Most sectors grew over the last year, with professional and business services accounting for about a third of all job gains, and leisure/hospitality and educational/health services placed a distant second and third.

“Over the long haul the most important metric to watch is employment figures,” said Michael Guerra, Elliman’s EVP and director of sales in Brooklyn. “When employment is robust we see an increase in demand. It drives part of your low inventory and part of the upward price structure.”

Job growth is likely to continue over the next couple of years, as is tight credit fueled by interest rates that are expected to remain low through early 2015, Miller said.

So barring an unforeseen economic calamity, and despite new development that will likely temper gains, the upward pressure on prices will likely continue, he added.

Concessions are another “sign of who’s in the driver’s seat,” falling from 8.6 percent to 2 percent over the last year, Miller said.

“It’s virtually a non-factor and its been like that for six months,” he said, sifting through 20 years of data to recall a time when concessions were offered on 40 percent of transactions and were so pervasive that landlords were offering two and three months of free rent.

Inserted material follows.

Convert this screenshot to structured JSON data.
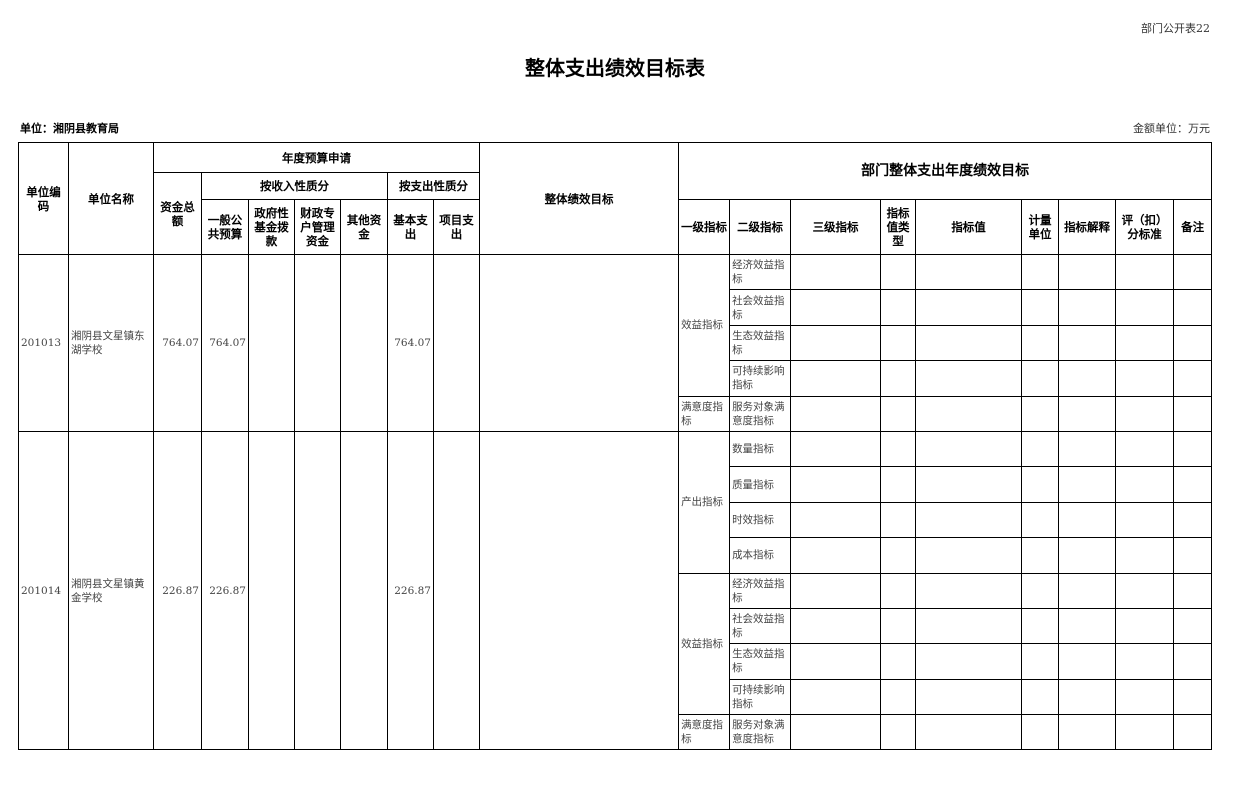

Though the data shows that the number of rentals is up 54.5 percent since last year, the spike does not represent a flood of people entering New York to rent, but more likely a surge moving out of apartments and finding cheaper alternatives, he said.

In Brooklyn, the rental market remains tight due to many of the same factors impacting Manhattan – mainly tight credit and employment growth.

Though the report shows that median prices slipped 2.1 percent from year ago levels to $2,350, the numbers do not reflect just how tight the Brooklyn market actually looks on the ground, Guerra said, adding that “mom and pop” buildings in Brooklyn are among the most difficult to track.

“The real story in Brooklyn rentals is that we are at or above pre-recession levels in the rental market,” Guerra said. “There are neighborhoods in Brooklyn that are as much a destination for people coming to live in New York City as areas of Manhattan, so it’s not a second choice, it’s a first choice for some.”